To say that Liam has spent plenty of time at the doctors would be an understatement. Specialists, physiotherapists, speech therapists he has seen them all. He has been poked, prodded and pricked way too much for a kid his age. But he still doesn’t mind going and the last time we saw a new doctor and she asked him what his name was, he proudly replied “Superman!”
Liam has been walking since shortly after his second birthday and never stops talking! Most people have difficulty understanding what he is saying, but we understand him and that’s all that really counts 🙂
He has the best sense of humour, is very smart, inquisitive (i.e. very nosy!), loves people and being around people and is very loving and affectionate.
We have come a long way since we first learned of Liam’s diagnosis and Liam continues to exceed all of our expectations every day.
He is our pride and joy and we would not change a single thing about him.
If you have not yet been lucky enough to meet Liam, I hope you will one day and now you may know a little bit more about him for when you do.
If you enjoyed this article, please consider sharing it!
Thank you for sharing this! I’m probably the only person alive not on Facebook :o) So I hadn’t seen it. Liam and my daughter Elsa were born exactly 2 months apart, to the day. Elsa isn’t walking or talking yet. Every time she gets sick, we take a few steps back, and she naturally gets sick pretty frequently. I’m so excited for you, that Liam is able to interact in your family life in these ways. We pray for her walking and talking every night at bedtime. If she doesn’t ultimately walk or talk, all will be OK, of course. But I do romanticize it, I’ll be honest. As if, if she were able to do those two things, we could close the book and call it good! I know, however, that we will always be working on the “next thing,” whatever that is, and that I should be happy if she continues to show the will (possess the ability) to always be improving and growing.
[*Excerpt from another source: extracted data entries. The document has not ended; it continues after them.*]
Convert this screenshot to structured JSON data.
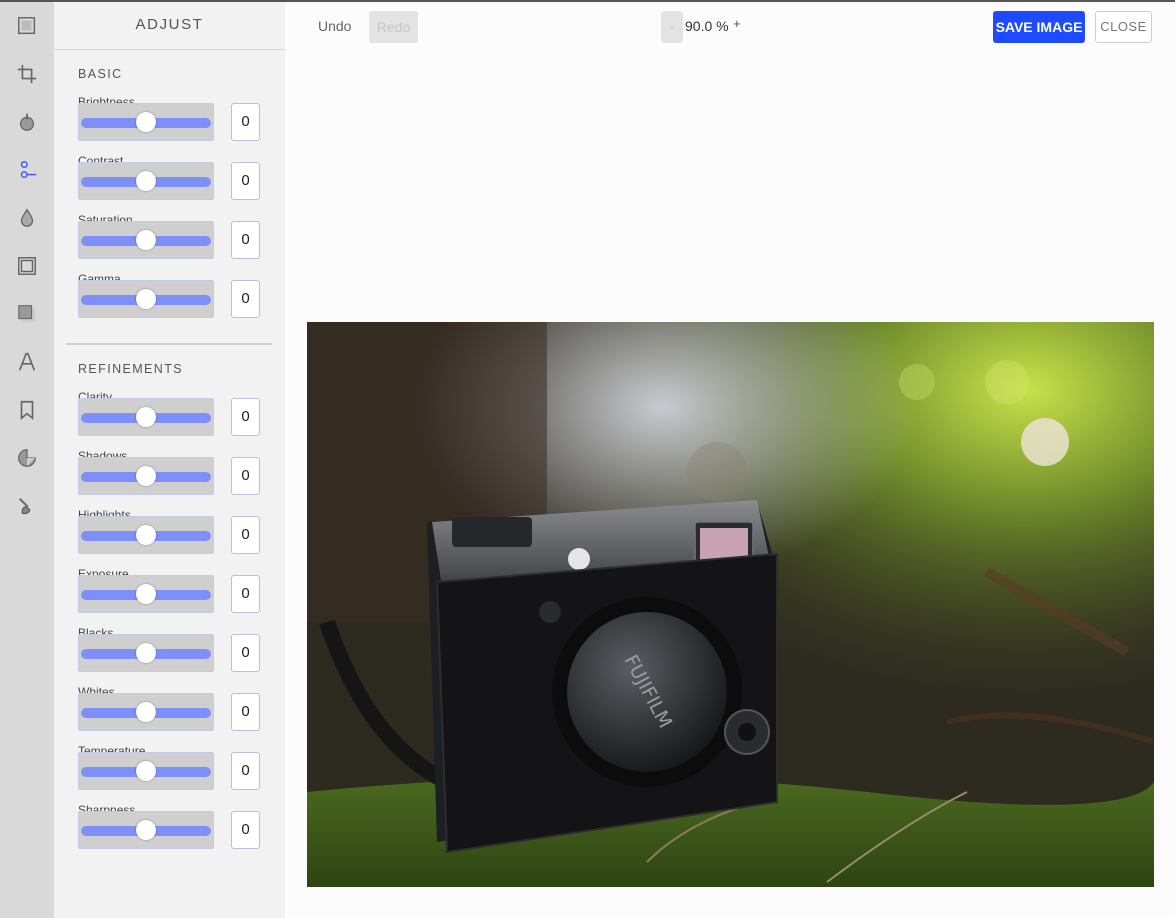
{
  "panel": {
    "title": "ADJUST",
    "sections": [
      {
        "title": "BASIC",
        "controls": [
          {
            "label": "Brightness",
            "value": "0"
          },
          {
            "label": "Contrast",
            "value": "0"
          },
          {
            "label": "Saturation",
            "value": "0"
          },
          {
            "label": "Gamma",
            "value": "0"
          }
        ]
      },
      {
        "title": "REFINEMENTS",
        "controls": [
          {
            "label": "Clarity",
            "value": "0"
          },
          {
            "label": "Shadows",
            "value": "0"
          },
          {
            "label": "Highlights",
            "value": "0"
          },
          {
            "label": "Exposure",
            "value": "0"
          },
          {
            "label": "Blacks",
            "value": "0"
          },
          {
            "label": "Whites",
            "value": "0"
          },
          {
            "label": "Temperature",
            "value": "0"
          },
          {
            "label": "Sharpness",
            "value": "0"
          }
        ]
      }
    ]
  },
  "rail": {
    "icons": [
      "image-icon",
      "crop-icon",
      "timer-icon",
      "adjust-sliders-icon",
      "drop-icon",
      "frame-icon",
      "shape-icon",
      "text-icon",
      "bookmark-icon",
      "sticker-icon",
      "brush-icon"
    ],
    "active": "adjust-sliders-icon"
  },
  "toolbar": {
    "undo_label": "Undo",
    "redo_label": "Redo",
    "zoom_minus": "-",
    "zoom_value": "90.0 %",
    "zoom_plus": "+",
    "save_label": "SAVE IMAGE",
    "close_label": "CLOSE"
  },
  "colors": {
    "accent": "#1e4bff",
    "slider_track": "#7e8ffa",
    "active_icon": "#3b5bff"
  },
  "photo": {
    "lens_text": "FUJIFILM"
  }
}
Even if the steps are small. Thanks again for posting here, on the website. It was really wonderful reading about Liam and seeing his adorable smile!
I am also a parent to a 4 year old Liam with whs haha and birth weight and current weight match almost exactly. How cool. Are you on the fb whs support group?
Hi Cheryl,
Sorry for the late reply. I’m still trying to learn how to navigate this website. I am part of the Facebook 4p Support Group and I also just created a Facebook group for parents/family members in Ontario because our family lives in Canada and I cant seem to connect with any families in this area. I’m hoping that people will join my Facebook Group and maybe I’ll be able to meet families face-to-face?!
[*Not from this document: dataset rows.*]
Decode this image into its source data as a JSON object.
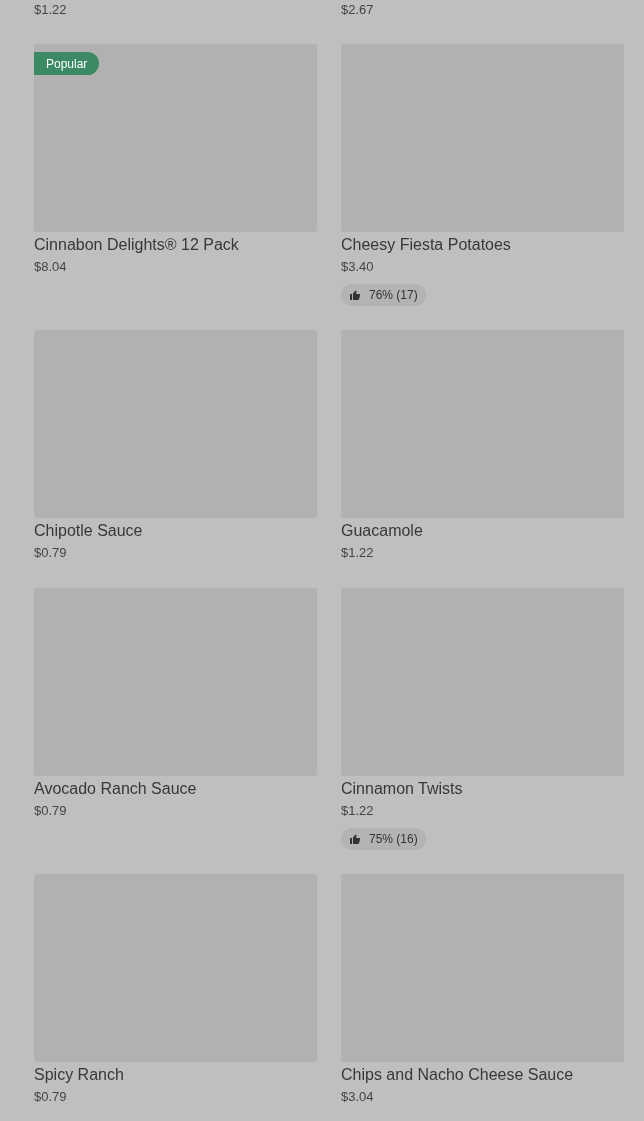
{
  "top_prices": [
    "$1.22",
    "$2.67"
  ],
  "items": [
    {
      "name": "Cinnabon Delights® 12 Pack",
      "price": "$8.04",
      "badge": "Popular"
    },
    {
      "name": "Cheesy Fiesta Potatoes",
      "price": "$3.40",
      "rating": "76% (17)"
    },
    {
      "name": "Chipotle Sauce",
      "price": "$0.79"
    },
    {
      "name": "Guacamole",
      "price": "$1.22"
    },
    {
      "name": "Avocado Ranch Sauce",
      "price": "$0.79"
    },
    {
      "name": "Cinnamon Twists",
      "price": "$1.22",
      "rating": "75% (16)"
    },
    {
      "name": "Spicy Ranch",
      "price": "$0.79"
    },
    {
      "name": "Chips and Nacho Cheese Sauce",
      "price": "$3.04"
    }
  ]
}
Any developmental progress our children make is exciting, no matter how small it may seem to an outsider looking in. Every time our son learns a new word or takes a tiny taste of something new, makes for an amazing day! I will keep Elsa in my prayers 🙂 Our beautiful children with WHS never seize to surprise us!!
I loved reading your story about your sweet boy! My husband and I recently discovered our daughters diagnosis at the age of 18mo and doctors also believe she has a mild deletion. She sounds very much like your sweet Liam! Thanks for the encouragement!